Traditionally, the UNA marks the beginning of a new year with the release of its new Almanac. The Almanac of the Ukrainian National Association for 2016 (Petro Chasto, editor) marked several notable anniversaries, including the 70th anniversaries of both the so-called Lviv Sobor of 1946 that liquidated the Ukrainian Greek-Catholic Church by proclaiming a “reunion” with the Russian Orthodox Church and of the famine of 1946 in Ukraine. Also at the beginning of the year, on January 19, the UNA coordinated a meeting between U.S. Rep. Frank Pallone (D-N.J.) and several leaders from the Ukrainian American community at the congressman’s New Brunswick office. Included in the group were: Andrij Dobriansky from the Ukrainian Congress Committee of America, Walter Zaryckyj of the Center for U.S.-Ukrainian Relations, as well as Roma Lisovich, UNA treasurer, and Yuriy Symczyk, UNA fraternal coordinator. The congressman had reached out to Mr. Symczyk, expressing his desire to meet with leaders of the Ukrainian American community to share details from his trip to Ukraine and reaffirm his efforts in continuing to help Ukraine, including providing military and humanitarian assistance, and supporting a Crimean annexation non-recognition bill.
The year 2016 for Ukrainian Churches was a busy one, and complicated by the ongoing war being waged by Russia. But there were notable accomplishments and attempts at healing spiritual disunity – not only between the Catholics and the Orthodox – but also between the meddling of the Russian Orthodox Church (ROC) via the Ukrainian Orthodox Church – Moscow Patriarchate (UOC-MP) and the divisions that have fractured the other Orthodox Churches in Ukraine: the Ukrainian Orthodox Church – Kyiv Patriarchate (UOC-KP) and the Ukrainian Autocephalous Orthodox Church (UAOC).

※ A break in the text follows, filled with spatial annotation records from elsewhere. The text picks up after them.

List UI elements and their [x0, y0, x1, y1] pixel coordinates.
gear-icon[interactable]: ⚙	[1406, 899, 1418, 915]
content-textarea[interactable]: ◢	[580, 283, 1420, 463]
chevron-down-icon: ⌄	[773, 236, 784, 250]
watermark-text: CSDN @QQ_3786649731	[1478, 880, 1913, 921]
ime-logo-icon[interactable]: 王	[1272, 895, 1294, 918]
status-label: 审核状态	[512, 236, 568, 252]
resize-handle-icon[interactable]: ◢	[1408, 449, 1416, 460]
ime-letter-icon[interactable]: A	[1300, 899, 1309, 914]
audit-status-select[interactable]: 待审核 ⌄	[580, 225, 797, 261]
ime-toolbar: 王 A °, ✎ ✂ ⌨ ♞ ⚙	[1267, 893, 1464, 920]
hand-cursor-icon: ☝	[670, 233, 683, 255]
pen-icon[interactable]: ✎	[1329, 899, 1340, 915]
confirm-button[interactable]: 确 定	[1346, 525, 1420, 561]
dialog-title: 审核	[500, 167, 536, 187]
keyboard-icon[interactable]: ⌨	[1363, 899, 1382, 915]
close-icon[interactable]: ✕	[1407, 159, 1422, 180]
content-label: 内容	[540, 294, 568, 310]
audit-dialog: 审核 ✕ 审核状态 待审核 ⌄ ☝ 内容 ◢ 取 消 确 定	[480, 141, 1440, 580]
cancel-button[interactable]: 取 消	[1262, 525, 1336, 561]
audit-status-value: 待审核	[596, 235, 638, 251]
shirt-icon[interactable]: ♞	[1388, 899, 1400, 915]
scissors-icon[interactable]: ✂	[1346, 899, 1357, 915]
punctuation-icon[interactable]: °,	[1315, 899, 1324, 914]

The ROC and its affiliated UOC-MP announced in January the establishment of a new staff in the synod department of external church affairs to blacken the reputation of the UOC-KP, to block the Ecumenical Patriarchate from recognizing the Kyiv Church as canonical and to destabilize religious conditions across Ukraine. This move was seen by many experts as part of the hybrid war that Russia is waging against Ukraine and the West. This was the latest attempt using religious groups in Ukraine in filing complaints with the Organization for Security and Cooperation in Europe of religious intolerance in Ukraine and giving Moscow a degree of deniability. Many of these “religious groups” are fronts for Russian Security Services (FSB) operations.
Unity was the key word for 2016 in our Ukrainian diaspora. On February 20, Ukraine’s Day of Commemoration of the Heroes of the Heavenly Brigade, the Ukrainian Canadian Congress spoke for Ukrainians worldwide when it said:
“Today, the Ukrainian Canadian community joins our brothers and sisters in Ukraine and around the world in commemorating the memory and heroism of all those who paid the ultimate price in the battle for a free and democratic Ukraine. From November 2013 to February 2014 the citizens of Ukraine took to the streets to protest against the corrupt, authoritarian regime of former President Viktor Yanukovych. On the Maidan in Kyiv (Independence Square), and on city squares throughout the country, the people of Ukraine claimed their unalienable right to liberty and justice. Their demand of their government was simple – to be treated with Dignity.